CHICAGO — Farmers worldwide enjoyed nearly $20 billion in net economic benefits from the adoption ofgenetically modified crops in the year 2011 alone, according to a new report.
“The economic benefits farmers realize are clear and amounted to an average of over $130/hectare in 2011,” said Graham Brookes, director of PG Economics, and co-author of the report. “The majority of these benefits continue to increasingly go to farmers in developing countries. The environment is also benefiting as farmers increasingly adopt conservation tillage practices, build their weed management practices around more benign herbicides and replace insecticide use with insect resistant GM crops. The reduction in pesticide spraying and the switch to no till cropping systems is continuing to reduce greenhouse gas emissions from agriculture.”
Insect-resistant traits have been especially important in the developing world, Brookes told CBI in an interview, while herbicide tolerance has provided the largest benefit in North and South America.
“Insect resistance has delivered increased yield from increased control of pests in cotton,” he said, which has been very beneficial in countries such as India where pest control has traditionally exposed farmers to pesticides.

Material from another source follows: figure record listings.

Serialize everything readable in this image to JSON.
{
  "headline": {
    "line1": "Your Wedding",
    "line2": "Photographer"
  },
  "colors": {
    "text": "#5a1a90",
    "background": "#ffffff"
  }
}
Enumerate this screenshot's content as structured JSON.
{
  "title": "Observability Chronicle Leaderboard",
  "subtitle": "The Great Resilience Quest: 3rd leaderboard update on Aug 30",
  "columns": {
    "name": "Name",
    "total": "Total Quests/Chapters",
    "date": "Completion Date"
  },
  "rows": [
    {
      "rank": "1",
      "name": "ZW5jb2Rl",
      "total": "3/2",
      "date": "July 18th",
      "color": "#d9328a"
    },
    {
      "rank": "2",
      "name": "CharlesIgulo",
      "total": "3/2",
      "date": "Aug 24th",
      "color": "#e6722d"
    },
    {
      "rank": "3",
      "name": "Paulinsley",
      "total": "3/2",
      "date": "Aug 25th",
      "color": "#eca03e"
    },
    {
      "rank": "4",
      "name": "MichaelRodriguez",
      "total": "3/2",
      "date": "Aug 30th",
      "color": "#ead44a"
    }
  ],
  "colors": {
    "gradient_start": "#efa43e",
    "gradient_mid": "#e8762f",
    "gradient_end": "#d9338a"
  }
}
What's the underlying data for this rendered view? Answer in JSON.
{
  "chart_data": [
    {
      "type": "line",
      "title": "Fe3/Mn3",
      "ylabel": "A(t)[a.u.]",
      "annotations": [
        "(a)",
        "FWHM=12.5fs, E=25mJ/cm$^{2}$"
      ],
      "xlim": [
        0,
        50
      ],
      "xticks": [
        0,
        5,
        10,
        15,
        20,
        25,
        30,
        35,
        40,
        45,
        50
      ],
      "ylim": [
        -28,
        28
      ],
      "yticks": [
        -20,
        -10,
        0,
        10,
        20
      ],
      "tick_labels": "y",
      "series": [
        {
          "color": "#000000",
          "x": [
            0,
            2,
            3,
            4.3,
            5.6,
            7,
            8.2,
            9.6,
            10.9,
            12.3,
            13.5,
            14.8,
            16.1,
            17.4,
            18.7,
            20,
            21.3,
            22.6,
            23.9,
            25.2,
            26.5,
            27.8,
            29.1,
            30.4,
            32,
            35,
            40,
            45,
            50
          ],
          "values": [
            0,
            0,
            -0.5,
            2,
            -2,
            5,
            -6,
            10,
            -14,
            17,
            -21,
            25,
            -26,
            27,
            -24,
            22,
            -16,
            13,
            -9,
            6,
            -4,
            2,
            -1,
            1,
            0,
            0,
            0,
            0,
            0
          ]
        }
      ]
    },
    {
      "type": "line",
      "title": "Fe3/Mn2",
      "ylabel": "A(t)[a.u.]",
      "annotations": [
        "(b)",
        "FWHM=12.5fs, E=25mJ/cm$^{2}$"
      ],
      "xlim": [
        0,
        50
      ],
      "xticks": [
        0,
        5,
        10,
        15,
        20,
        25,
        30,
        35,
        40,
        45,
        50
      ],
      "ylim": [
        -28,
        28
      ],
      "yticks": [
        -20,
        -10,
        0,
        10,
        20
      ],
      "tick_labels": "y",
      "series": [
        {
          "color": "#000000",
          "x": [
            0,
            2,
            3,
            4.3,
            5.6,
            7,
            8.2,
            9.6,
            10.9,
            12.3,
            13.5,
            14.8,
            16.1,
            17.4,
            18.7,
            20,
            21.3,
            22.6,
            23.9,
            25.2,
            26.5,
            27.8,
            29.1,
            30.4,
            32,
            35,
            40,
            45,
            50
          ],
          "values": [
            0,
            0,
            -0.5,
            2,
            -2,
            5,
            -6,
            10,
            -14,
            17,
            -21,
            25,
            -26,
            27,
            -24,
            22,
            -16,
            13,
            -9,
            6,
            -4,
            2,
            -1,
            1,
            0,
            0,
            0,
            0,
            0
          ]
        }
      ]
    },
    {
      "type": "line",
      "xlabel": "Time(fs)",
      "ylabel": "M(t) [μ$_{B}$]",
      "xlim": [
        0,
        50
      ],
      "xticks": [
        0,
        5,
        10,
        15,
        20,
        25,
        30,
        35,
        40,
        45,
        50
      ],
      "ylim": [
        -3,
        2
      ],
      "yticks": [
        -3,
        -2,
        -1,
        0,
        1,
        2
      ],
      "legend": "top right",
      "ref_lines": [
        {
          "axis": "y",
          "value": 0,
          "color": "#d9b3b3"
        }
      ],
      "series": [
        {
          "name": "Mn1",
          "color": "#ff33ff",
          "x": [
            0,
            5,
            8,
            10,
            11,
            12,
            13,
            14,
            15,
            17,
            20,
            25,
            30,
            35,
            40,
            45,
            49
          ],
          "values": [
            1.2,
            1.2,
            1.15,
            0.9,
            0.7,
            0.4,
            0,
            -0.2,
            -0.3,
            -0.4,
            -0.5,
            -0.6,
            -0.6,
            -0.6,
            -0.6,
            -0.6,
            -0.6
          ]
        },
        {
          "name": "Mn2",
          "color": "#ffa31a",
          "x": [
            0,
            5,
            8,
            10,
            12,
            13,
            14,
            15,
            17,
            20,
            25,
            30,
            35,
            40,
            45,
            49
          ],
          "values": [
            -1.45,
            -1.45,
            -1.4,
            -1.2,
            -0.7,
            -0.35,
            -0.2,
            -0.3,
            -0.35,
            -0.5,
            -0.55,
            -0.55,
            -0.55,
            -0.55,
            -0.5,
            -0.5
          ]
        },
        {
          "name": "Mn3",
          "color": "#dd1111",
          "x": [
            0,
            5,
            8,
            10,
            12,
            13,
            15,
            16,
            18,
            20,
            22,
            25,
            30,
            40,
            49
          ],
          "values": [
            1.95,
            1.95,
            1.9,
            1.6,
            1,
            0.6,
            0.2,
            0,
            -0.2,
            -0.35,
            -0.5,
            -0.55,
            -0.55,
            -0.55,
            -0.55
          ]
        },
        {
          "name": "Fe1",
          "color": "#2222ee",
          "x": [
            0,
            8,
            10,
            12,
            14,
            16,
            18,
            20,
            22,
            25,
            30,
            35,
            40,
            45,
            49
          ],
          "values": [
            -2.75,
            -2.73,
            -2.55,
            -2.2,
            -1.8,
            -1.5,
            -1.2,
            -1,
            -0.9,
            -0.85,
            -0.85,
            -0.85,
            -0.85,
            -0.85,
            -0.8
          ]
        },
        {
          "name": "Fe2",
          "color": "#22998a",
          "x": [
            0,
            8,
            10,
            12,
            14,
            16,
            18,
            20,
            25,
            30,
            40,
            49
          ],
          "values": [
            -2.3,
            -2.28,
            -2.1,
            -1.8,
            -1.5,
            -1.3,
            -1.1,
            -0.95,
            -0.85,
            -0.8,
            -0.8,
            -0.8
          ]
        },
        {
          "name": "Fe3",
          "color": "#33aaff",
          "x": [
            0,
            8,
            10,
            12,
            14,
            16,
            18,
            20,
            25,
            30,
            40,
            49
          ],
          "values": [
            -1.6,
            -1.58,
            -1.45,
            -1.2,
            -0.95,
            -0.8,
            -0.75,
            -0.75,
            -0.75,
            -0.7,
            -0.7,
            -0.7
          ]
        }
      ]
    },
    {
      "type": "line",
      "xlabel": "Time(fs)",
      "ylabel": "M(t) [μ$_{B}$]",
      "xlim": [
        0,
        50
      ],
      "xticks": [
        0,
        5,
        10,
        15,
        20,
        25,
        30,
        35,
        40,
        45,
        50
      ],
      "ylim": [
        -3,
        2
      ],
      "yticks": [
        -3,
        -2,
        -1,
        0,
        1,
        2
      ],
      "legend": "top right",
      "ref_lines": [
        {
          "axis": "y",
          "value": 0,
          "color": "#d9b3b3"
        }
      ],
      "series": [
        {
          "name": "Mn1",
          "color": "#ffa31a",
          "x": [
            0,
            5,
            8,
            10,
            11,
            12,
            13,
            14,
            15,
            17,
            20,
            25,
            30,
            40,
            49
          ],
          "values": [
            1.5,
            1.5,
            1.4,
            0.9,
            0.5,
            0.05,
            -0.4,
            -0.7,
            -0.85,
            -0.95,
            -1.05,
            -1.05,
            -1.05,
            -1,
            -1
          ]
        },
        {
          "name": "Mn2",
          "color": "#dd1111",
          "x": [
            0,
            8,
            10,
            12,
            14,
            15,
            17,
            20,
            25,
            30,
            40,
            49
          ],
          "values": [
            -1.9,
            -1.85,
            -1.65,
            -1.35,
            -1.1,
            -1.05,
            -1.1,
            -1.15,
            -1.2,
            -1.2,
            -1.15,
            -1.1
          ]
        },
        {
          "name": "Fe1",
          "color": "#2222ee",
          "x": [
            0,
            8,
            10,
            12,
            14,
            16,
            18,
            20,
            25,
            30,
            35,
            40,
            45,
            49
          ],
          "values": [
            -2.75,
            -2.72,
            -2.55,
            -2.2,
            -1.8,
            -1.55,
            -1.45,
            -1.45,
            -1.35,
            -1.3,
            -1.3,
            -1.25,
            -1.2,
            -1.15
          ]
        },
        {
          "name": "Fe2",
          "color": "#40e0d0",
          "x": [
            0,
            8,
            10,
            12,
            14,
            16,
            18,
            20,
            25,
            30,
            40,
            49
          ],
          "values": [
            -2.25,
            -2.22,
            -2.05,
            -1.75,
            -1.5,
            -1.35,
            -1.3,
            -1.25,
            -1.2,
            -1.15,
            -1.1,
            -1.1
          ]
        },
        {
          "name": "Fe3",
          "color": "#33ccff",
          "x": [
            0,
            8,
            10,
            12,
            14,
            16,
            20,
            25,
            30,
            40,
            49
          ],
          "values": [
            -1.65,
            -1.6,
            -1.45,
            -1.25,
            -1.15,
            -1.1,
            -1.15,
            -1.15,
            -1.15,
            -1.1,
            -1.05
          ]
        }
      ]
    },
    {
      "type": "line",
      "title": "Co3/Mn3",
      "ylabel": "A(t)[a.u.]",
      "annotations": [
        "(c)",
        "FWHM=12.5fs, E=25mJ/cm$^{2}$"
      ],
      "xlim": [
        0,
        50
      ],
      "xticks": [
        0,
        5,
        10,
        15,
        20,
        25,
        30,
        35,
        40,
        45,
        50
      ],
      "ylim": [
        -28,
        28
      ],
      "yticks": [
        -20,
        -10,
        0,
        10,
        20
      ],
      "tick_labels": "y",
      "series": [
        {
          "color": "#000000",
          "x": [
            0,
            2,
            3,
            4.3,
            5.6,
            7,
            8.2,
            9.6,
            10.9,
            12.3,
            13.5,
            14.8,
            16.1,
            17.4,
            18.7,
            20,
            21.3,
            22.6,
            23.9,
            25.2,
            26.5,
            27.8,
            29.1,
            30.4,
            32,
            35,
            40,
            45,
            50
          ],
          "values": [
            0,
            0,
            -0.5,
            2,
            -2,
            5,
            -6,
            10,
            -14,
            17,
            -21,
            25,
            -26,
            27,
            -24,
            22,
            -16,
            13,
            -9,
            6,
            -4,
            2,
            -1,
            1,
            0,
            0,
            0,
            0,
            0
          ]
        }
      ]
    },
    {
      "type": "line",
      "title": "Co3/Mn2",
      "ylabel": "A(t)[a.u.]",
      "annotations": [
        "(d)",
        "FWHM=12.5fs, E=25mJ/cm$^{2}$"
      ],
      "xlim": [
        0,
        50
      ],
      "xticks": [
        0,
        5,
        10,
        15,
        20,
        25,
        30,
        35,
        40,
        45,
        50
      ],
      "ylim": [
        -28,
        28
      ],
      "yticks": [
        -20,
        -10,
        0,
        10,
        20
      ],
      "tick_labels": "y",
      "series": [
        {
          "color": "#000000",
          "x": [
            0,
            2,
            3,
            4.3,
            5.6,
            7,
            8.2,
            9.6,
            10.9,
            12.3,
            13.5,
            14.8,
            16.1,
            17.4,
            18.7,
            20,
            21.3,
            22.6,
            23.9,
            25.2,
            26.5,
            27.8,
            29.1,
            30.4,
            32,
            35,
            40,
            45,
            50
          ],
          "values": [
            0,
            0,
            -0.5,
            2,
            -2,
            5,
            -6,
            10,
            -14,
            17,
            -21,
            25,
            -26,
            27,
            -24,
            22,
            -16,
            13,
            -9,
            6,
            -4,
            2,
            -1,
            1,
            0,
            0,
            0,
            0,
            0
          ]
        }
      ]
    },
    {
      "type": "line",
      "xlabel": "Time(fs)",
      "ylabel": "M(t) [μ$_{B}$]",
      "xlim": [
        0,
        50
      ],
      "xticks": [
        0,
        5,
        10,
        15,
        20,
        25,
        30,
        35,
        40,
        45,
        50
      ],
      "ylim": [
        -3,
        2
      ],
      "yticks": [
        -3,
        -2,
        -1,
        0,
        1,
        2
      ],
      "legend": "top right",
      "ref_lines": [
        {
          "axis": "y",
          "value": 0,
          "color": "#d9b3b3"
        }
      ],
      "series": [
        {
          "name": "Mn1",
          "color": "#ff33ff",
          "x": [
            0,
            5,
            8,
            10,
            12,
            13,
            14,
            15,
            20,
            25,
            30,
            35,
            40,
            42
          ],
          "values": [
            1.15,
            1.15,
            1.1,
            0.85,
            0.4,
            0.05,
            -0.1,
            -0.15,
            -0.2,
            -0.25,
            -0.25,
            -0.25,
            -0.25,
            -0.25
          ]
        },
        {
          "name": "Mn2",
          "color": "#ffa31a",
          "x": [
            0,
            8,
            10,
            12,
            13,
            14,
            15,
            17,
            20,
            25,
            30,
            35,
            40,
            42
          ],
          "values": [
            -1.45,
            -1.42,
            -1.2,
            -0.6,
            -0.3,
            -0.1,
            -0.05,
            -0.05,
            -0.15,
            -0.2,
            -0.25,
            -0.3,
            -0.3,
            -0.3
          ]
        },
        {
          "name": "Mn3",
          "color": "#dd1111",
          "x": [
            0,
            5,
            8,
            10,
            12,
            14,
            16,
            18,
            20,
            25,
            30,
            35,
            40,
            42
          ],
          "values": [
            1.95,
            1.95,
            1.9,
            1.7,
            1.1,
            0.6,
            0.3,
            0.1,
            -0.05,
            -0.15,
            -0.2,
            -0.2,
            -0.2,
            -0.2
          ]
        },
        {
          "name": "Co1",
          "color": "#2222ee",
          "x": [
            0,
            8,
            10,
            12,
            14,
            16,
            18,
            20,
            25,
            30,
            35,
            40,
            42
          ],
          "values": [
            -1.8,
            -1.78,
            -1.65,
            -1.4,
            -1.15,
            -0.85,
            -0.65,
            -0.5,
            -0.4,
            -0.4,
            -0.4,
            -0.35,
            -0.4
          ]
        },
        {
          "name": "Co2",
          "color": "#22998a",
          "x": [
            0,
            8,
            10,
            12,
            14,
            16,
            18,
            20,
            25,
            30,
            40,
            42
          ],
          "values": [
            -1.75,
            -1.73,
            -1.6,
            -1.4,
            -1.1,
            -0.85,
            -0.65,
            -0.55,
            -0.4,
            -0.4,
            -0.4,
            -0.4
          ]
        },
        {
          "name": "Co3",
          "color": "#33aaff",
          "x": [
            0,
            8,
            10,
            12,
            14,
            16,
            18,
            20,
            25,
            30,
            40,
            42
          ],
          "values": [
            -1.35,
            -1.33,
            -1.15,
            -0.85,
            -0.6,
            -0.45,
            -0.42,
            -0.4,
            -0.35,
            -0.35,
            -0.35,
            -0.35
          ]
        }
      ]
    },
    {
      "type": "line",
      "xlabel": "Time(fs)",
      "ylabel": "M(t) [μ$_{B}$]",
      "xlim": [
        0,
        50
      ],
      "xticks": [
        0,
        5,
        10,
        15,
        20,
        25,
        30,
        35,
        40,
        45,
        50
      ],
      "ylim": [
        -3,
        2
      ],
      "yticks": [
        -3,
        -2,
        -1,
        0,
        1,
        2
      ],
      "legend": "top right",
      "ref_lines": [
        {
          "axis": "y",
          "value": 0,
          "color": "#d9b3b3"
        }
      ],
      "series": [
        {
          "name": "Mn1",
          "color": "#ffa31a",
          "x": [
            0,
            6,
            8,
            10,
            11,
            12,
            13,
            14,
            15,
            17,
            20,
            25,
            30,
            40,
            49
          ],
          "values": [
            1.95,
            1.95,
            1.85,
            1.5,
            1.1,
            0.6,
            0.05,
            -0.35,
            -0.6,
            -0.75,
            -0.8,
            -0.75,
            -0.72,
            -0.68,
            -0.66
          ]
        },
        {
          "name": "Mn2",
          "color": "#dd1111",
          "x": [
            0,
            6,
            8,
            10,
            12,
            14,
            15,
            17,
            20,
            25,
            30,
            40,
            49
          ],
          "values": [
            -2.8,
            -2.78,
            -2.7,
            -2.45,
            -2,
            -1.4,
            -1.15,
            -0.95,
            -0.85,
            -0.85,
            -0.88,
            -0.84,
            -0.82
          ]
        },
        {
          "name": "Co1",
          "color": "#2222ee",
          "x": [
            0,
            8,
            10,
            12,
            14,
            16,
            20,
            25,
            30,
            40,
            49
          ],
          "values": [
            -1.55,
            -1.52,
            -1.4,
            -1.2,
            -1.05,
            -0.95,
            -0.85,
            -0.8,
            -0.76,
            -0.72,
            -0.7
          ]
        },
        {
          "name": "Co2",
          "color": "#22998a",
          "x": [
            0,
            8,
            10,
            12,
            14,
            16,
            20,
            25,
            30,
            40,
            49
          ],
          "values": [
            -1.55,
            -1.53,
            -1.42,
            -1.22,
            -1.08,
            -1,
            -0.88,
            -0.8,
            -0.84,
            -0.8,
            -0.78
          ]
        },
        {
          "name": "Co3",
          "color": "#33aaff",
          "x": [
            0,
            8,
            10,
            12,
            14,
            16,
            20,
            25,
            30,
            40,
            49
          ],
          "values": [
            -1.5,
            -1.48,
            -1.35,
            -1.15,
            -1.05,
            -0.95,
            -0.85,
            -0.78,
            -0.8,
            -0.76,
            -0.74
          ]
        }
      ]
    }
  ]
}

“IR technology has solved a lot of the problem,” he said. “We’ve put insect resistance in the seed, and this has delivered health and safety benefits to farmers.” Farmers in India and China have enjoyed $25 billion in net economic benefits -a staggering amount considering India adopted Bt cotton only in 2002. Cotton yield in India has shot up 40 percent since biotech cotton was introduced, making India a major exporter of cotton, he said.
In North and South America, herbicide tolerance has had economic benefits but also “non-pecuniary benefits” in making it easier for farmers to manage their operations and has encouraged no-till farming, which has had environmental benefits such as more carbon sequestration and less soil erosion, Brookes said.